Listening to Rachmaninov’s Vespers at Christmas

brought you back into my thoughts from those days

You were fifteen and expecting your first child.


And you were too frightened to fall asleep

So I sat up with you and whiled away the night hours,

Playing cards and telling you those old stories.


Night after night from December through to March

Of what it was like to grow up in the village as a child

And as we talked  the boys would slide into your room


Instead of prowling the streets and alleys like wolves

Blowing their heads off with petrol, gas and glue

and they listened too and laughed as I told you


Of places I’d been to and those Manhattan night views,

Of exploring the walkways and hidden stairs and floors

Of Grand Central Station in the early hours explorations


Of that quiet time before dawn when the night crew

Sat around yawning or folded asleep at their desks.

The crazy stories of the village and old Digger Young


And his fight to get away from the awakening dead.

And the boys soon fell asleep on the floor but you

Sat up wanting more of those childhood stories .


More of the kind that made you laugh you said.

And you told me your stories too, of North Wales

And the homes and what you had been through.


And you cried now and then. And asked do you

Believe me? Do you believe what I’ve said they did?

And I told you I do. I believed you. You cried again.


And then you said quietly I think I can sleep now.

And then one night you looked at me and said

I must be bad for those men to treat me like that


In the way that they did. And you asked me

Do you think I’m bad?
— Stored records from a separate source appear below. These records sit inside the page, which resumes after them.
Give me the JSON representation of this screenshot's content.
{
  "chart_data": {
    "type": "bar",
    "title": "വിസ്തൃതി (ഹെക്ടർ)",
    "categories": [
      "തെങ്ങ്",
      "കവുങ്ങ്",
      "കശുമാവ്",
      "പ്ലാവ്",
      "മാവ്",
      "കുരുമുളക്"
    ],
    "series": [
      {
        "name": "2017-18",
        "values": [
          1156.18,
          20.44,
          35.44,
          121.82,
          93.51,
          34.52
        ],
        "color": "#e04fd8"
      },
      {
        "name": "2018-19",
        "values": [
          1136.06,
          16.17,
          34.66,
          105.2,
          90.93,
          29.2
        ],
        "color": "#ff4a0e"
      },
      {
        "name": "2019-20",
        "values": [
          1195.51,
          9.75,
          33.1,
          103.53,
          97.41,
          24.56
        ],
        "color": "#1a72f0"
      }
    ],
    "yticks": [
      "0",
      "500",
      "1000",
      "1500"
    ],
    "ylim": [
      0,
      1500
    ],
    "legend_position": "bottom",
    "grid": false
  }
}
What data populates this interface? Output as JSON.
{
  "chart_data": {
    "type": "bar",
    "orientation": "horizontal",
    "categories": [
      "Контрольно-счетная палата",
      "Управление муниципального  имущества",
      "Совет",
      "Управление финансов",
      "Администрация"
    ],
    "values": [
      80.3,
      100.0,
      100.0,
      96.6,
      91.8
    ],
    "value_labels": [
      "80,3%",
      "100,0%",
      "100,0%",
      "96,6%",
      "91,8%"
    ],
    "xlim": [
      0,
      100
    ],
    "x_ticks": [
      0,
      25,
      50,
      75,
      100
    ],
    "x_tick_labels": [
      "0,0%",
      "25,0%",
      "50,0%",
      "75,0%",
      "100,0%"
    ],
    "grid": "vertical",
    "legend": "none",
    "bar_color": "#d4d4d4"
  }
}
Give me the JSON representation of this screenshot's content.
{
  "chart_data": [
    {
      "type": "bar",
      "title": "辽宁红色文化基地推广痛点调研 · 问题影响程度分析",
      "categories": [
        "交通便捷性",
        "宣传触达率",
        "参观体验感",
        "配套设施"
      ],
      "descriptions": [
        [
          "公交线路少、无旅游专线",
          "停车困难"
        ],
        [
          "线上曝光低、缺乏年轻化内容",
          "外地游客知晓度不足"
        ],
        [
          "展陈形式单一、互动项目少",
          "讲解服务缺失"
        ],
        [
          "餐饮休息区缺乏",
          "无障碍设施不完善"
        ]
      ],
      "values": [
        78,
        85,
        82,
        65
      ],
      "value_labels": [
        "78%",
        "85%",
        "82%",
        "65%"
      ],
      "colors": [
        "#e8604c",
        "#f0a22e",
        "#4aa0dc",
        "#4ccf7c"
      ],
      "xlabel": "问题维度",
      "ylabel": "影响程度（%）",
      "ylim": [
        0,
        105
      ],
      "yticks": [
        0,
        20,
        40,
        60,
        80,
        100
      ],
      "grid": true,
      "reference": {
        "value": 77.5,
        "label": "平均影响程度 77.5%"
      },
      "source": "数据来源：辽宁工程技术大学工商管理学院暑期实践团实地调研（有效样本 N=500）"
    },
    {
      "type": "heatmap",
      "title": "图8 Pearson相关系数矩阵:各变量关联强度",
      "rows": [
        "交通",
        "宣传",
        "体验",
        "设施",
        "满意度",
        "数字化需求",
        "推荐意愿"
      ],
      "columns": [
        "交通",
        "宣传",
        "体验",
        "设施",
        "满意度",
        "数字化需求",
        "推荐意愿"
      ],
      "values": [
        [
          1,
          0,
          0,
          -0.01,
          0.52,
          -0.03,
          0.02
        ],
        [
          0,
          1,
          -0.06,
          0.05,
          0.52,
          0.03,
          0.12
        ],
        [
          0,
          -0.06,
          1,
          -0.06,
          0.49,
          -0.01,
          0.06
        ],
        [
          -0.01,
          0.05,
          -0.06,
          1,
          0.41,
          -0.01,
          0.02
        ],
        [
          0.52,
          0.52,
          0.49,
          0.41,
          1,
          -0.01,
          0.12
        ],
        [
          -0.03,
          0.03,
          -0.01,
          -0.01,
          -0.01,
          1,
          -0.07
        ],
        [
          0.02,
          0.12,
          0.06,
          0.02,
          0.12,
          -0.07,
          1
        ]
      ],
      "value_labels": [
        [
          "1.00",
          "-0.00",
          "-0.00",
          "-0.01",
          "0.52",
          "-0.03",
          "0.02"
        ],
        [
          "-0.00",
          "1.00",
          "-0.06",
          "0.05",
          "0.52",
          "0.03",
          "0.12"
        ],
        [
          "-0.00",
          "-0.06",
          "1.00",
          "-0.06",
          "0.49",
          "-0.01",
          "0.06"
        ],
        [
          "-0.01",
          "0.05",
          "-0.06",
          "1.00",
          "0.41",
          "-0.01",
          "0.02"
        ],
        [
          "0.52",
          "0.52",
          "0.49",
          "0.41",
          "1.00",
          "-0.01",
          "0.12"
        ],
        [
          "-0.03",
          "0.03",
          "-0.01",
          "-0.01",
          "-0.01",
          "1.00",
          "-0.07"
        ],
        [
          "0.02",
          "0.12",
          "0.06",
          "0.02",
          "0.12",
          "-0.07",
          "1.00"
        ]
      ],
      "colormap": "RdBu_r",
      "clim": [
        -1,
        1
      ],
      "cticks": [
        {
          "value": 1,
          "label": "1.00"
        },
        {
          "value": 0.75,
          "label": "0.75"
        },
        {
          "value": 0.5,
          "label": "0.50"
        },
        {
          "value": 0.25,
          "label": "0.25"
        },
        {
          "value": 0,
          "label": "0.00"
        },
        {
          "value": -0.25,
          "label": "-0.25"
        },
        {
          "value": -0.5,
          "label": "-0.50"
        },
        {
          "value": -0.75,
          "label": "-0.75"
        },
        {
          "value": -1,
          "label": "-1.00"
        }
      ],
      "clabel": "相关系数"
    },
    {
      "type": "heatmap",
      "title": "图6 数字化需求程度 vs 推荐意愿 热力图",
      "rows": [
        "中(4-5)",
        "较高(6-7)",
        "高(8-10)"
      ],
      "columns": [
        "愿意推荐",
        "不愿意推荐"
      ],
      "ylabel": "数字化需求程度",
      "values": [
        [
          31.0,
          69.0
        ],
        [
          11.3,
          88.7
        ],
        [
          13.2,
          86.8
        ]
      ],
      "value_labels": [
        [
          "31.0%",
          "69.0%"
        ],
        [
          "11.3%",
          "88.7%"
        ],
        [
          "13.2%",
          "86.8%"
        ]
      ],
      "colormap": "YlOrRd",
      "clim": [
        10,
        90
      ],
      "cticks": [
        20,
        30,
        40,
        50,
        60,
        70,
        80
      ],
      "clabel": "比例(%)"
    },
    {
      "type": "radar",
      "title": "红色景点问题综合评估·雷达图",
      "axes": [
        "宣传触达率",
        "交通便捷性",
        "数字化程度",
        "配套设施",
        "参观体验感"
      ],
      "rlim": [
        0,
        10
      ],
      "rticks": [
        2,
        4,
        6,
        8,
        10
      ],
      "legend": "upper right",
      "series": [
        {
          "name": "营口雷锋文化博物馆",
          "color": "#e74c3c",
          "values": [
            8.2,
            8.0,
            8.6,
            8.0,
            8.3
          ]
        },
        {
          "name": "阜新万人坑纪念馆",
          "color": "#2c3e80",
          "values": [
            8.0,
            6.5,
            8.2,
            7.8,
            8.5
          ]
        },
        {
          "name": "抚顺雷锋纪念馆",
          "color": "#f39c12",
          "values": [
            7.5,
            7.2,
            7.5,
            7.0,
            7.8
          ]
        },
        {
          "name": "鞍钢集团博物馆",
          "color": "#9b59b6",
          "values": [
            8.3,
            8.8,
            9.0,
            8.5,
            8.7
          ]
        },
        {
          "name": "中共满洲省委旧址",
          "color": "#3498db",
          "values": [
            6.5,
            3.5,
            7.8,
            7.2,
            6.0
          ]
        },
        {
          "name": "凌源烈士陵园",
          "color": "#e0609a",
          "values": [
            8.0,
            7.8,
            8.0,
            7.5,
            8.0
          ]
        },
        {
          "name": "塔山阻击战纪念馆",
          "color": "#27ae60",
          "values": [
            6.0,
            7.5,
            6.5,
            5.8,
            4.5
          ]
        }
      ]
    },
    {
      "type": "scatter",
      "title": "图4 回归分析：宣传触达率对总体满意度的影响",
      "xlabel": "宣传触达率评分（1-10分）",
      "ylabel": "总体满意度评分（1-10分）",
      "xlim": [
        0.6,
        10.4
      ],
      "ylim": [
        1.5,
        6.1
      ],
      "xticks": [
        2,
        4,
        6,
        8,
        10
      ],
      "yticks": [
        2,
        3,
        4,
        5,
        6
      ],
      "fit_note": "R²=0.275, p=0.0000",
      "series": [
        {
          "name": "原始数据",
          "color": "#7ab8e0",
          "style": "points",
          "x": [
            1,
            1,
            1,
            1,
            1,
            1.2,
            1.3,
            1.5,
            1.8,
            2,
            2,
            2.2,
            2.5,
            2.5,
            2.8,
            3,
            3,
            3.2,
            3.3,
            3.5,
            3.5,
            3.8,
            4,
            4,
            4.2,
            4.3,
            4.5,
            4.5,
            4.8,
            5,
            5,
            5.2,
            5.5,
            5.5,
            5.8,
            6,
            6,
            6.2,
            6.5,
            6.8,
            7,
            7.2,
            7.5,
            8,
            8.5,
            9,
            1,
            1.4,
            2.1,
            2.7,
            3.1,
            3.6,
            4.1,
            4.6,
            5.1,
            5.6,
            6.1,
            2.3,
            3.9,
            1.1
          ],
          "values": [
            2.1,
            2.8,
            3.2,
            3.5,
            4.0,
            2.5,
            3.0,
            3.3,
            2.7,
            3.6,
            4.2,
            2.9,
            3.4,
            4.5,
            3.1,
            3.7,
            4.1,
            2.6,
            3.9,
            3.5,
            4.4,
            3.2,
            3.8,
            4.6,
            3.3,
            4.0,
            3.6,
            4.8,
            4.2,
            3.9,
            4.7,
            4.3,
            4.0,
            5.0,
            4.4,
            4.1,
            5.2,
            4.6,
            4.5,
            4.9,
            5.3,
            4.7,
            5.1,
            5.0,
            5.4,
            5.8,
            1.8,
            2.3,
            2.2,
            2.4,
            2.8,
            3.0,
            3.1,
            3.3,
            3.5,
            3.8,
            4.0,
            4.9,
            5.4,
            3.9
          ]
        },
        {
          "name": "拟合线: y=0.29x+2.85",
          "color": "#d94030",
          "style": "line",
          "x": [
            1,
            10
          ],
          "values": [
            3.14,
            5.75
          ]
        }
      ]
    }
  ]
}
I mean really bad?

Is there a sign on my head that says about me


anyone can do whatever they want with me.

I told you that there are bad men and yes

they do bad things and they did that to you.


But what they did didn’t make you bad at all.

It says more about them than it says about you.

And then you told your story over and over again


To the social workers, their managers and the police.

And they decided you and the rest were just lying

And through the nights that followed I listened


To your anger and the pain of feeling betrayed again

And again and again and again and again and again.

Years later you wrote a letter saying you remembered.